A Beginners Guide To Properly Tuning A Piano
What you’ll need:
- A Tuning “hammer” (or tuning Lever). This must be of high quality. Small cheap ones have no leverage and won’t work properly. I once heard a tuning guru once say, “proper tuning starts with a quality lever”.
- A strip of felt known as a “mute strip”
- Download a piano tuning App. I recommend “Pano Tuner” for free from GOOGLE STORE or APPLE MARKET. It’s what most folks use.
- I recommend buying a simple Piano Tuning Kit on Amazon for $20-$30 to start.

Make sure to tune one string at a time. In order to do this, you must place the red felt “mute strip” between the other strings to dampen any sympathetic vibrations like so:

Let’s start with the basics. It greatly helps to already know how basic string tuning works (on a guitar for example).
The basic principal is the when you tighten a string by tightening the lug, peg or post, the string tightens and therefore raises the pitch (the note goes higher).
For piano, tightening the tuning hammer clockwise will raise the pitch and turning the hammer left, or counterclockwise, will lower the pitch. This is the same with every other stringed instruments out there, from guitar to violin to banjo. Tightening a string linearly always raises the pitch, as it becomes more taught (tighter).

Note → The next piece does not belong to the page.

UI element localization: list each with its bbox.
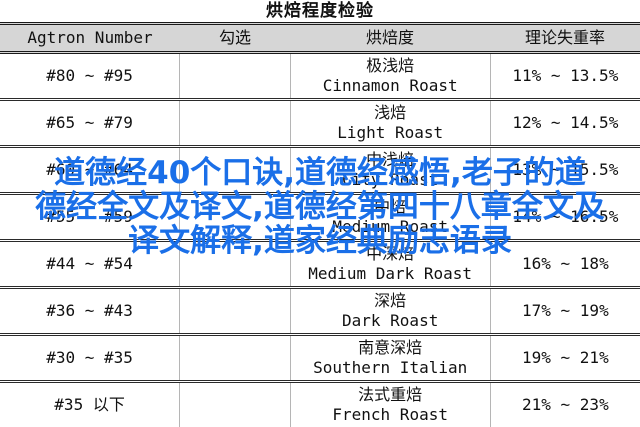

A couple notes before you start:
* Tune outside strings first and center one last
* Remove muting felt before tuning
Let’s begin:
1. Reference A (440) on a tuner, app or fork
2. Start 1st interval – go up a 4th to D and listen for interference of harmonic between them
3. Find A Harmonic: (A220) then octave up (A440), then the 5th up (E660), Maj3rd (C#1100), Minor 3rd (E1320)

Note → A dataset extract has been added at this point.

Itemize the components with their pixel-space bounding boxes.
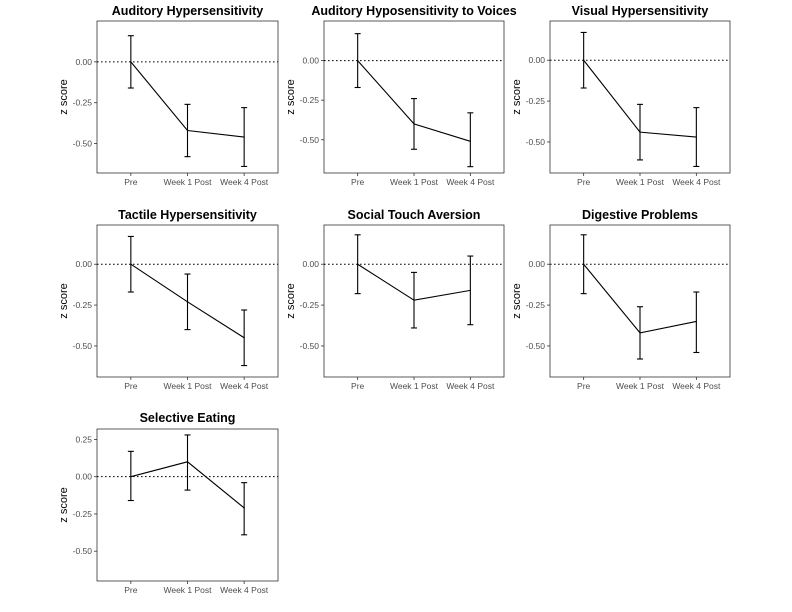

4. Find D Harmonics (a 4th above A): D293.6. D587.3 A881 D1174.6 F#1468.3
5. Hold D and A down (open and silent) and strike the next A up.
6. Listen for Beat Rate (Swells produced by interference of similar tones)
7. Go through circle of fifths and tune in that order.
8. After you’ve tunes this single octave, tune the rest of the piano, high and low.